Muchas personas que conozco ven su vida cristiana principalmente como un ejercicio de gestión del pecado. Por supuesto, el pecado no debe trivializarse, pero si el discipulado consiste únicamente en comprobar la propia conformidad en previsión del examen final (es decir, el juicio divino), entonces la vida cristiana puede convertirse en una vida sin vida. Dios es visto como un auditor y no como un Padre; nuestro discipulado está arraigado en la ansiedad y la vergüenza más que en la adopción. Vivir de esa manera, por supuesto, es tan infructuoso como agotador.

Mi temor es que a veces adoptemos nuestra visión limitada de un Dios sin amor y la imitemos en algún grado cuando criamos a nuestros hijos. Dios siempre se nos aparece enojado; nosotros siempre se nos aparece enojado ante nuestros hijos. Dios parece encontrar constantemente faltas y decepciones en nosotros; nosotros parecemos encontrar constantemente faltas y decepciones en nuestros hijos. Dios nunca parece estar contento o satisfecho con nosotros... nosotros nunca parecemos estar contentos o satisfechos con nuestros hijos. Y así como para nosotros resulta opresivo vivir bajo la mirada aparentemente constante de Dios, también para nuestros hijos resulta opresivo vivir bajo la nuestra.

Por amor a Dios y por amor a los niños (pequeños o mayores) puestos bajo nuestro cuidado, debemos esforzarnos por corregir y sanar nuestra visión distorsionada y destructora del alma de Dios. Puedo recomendar dos buenos libros para ayudar a facilitar ese proceso. Engendrado por Dios y El furioso anhelo de Dios Son buenos lugares para empezar.

Si podemos ver que no sólo tenemos que responder ante Dios sino que somos llamados por Él, por nombre, a Su reino y a Su corazón, entonces será menos probable que vacilemos bajo la carga de creer que Dios nos mira con ojos críticos y no con ojos de Padre. Si podemos llegar a saber que nuestro Padre Celestial disfruta amándonos, podremos comenzar a comunicar a nuestros hijos, jóvenes y mayores, que disfrutamos amándolos. Mientras tanto, sigo rezando para que los padres de algunos estudiantes universitarios increíbles queden deslumbrados y encantados por los buenos jóvenes adultos en que se han convertido sus hijos.

Cuando escriba la próxima vez hablaré del poder de los recuerdos, para bien y para mal.

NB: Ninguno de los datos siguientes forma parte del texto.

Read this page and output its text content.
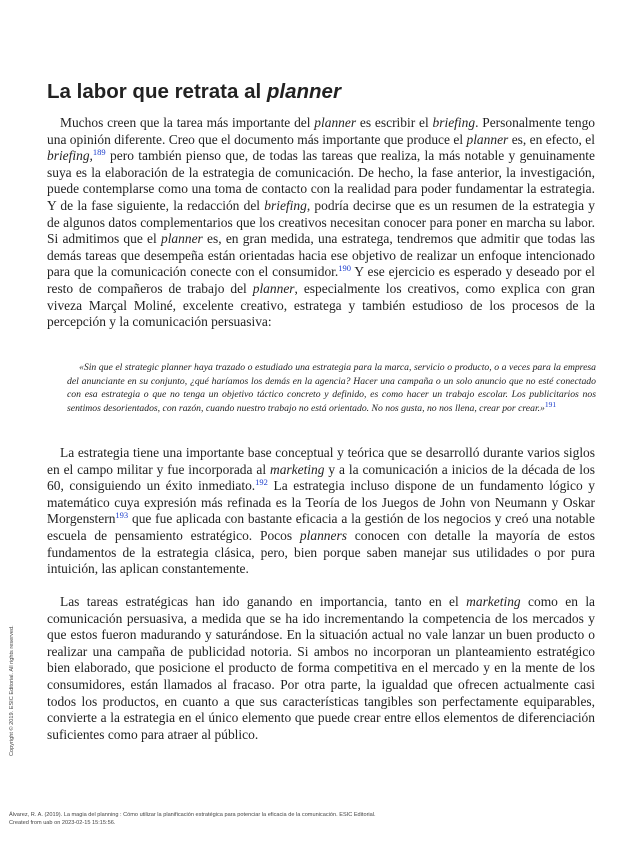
La labor que retrata al planner

Muchos creen que la tarea más importante del planner es escribir el briefing. Personalmente tengo una opinión diferente. Creo que el documento más importante que produce el planner es, en efecto, el briefing,$^{189}$ pero también pienso que, de todas las tareas que realiza, la más notable y genuinamente suya es la elaboración de la estrategia de comunicación. De hecho, la fase anterior, la investigación, puede contemplarse como una toma de contacto con la realidad para poder fundamentar la estrategia. Y de la fase siguiente, la redacción del briefing, podría decirse que es un resumen de la estrategia y de algunos datos complementarios que los creativos necesitan conocer para poner en marcha su labor. Si admitimos que el planner es, en gran medida, una estratega, tendremos que admitir que todas las demás tareas que desempeña están orientadas hacia ese objetivo de realizar un enfoque intencionado para que la comunicación conecte con el consumidor.$^{190}$ Y ese ejercicio es esperado y deseado por el resto de compañeros de trabajo del planner, especialmente los creativos, como explica con gran viveza Marçal Moliné, excelente creativo, estratega y también estudioso de los procesos de la percepción y la comunicación persuasiva:

«Sin que el strategic planner haya trazado o estudiado una estrategia para la marca, servicio o producto, o a veces para la empresa del anunciante en su conjunto, ¿qué haríamos los demás en la agencia? Hacer una campaña o un solo anuncio que no esté conectado con esa estrategia o que no tenga un objetivo táctico concreto y definido, es como hacer un trabajo escolar. Los publicitarios nos sentimos desorientados, con razón, cuando nuestro trabajo no está orientado. No nos gusta, no nos llena, crear por crear.»$^{191}$

La estrategia tiene una importante base conceptual y teórica que se desarrolló durante varios siglos en el campo militar y fue incorporada al marketing y a la comunicación a inicios de la década de los 60, consiguiendo un éxito inmediato.$^{192}$ La estrategia incluso dispone de un fundamento lógico y matemático cuya expresión más refinada es la Teoría de los Juegos de John von Neumann y Oskar Morgenstern$^{193}$ que fue aplicada con bastante eficacia a la gestión de los negocios y creó una notable escuela de pensamiento estratégico. Pocos planners conocen con detalle la mayoría de estos fundamentos de la estrategia clásica, pero, bien porque saben manejar sus utilidades o por pura intuición, las aplican constantemente.

Las tareas estratégicas han ido ganando en importancia, tanto en el marketing como en la comunicación persuasiva, a medida que se ha ido incrementando la competencia de los mercados y que estos fueron madurando y saturándose. En la situación actual no vale lanzar un buen producto o realizar una campaña de publicidad notoria. Si ambos no incorporan un planteamiento estratégico bien elaborado, que posicione el producto de forma competitiva en el mercado y en la mente de los consumidores, están llamados al fracaso. Por otra parte, la igualdad que ofrecen actualmente casi todos los productos, en cuanto a que sus características tangibles son perfectamente equiparables, convierte a la estrategia en el único elemento que puede crear entre ellos elementos de diferenciación suficientes como para atraer al público.

Copyright © 2019. ESIC Editorial. All rights reserved.
Álvarez, R. A. (2019). La magia del planning : Cómo utilizar la planificación estratégica para potenciar la eficacia de la comunicación. ESIC Editorial.
Created from uab on 2023-02-15 15:15:56.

Hasta entonces, mantengámonos unos a otros en oración.

Padre Robert McTeigue, SJ es miembro de la Provincia de Maryland de la Compañía de Jesús. Profesor de filosofía y teología, tiene una larga experiencia en dirección espiritual, ministerio de retiros y formación religiosa. Enseña filosofía en la Universidad Ave Maria en Ave Maria, Florida, y es conocido por sus clases tanto de Retórica como de Ética Médica.